HRES values (meteorological fields and orography) are interpolated onto the ENS grid from the four HRES grid points surrounding the location of the selected ENS grid point and are added to the meteogram.  Data at the selected HRES grid points surrounding the selected ENS grid point will have been calculated using HTESSEL and FLake according to the Land-Sea Mask defining the land and sea cover within their surrounding grid point boxes.  Grid points for meteograms are selected in a complex manner.
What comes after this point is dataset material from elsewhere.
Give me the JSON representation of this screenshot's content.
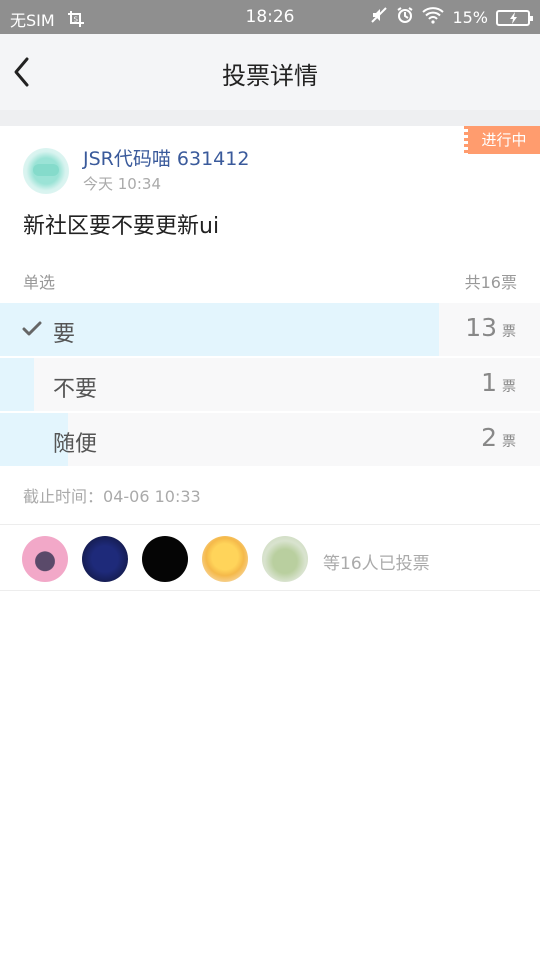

Therefore systematic differences between HRES and ENS can occur in connection with strong gradients along coasts, small islands or in mountainous regions.  Any such discrepancy is usually most clearly apparent during the first few days, when the spread is normally small.  Some influences of the adjacent sea areas may be over- or under-represented by the ENS and/or HRES meteograms.  Users should consider the impact of the grid point(s) relative to the land-sea mask upon the indication of the forecast parameter on the meteogram (temperature, wind, etc).  Users should critically assess differences in meteograms for coastal, island or mountainous regions.


Note: the so-called land-sea mask processing (where the land or sea nature of the source and target points was used to adjust the interpolation weights) used by the old ECMWF interpolation software scheme (called EMOSLIB) is not used by default in the new MIR interpolation package that was introduced early in 2019.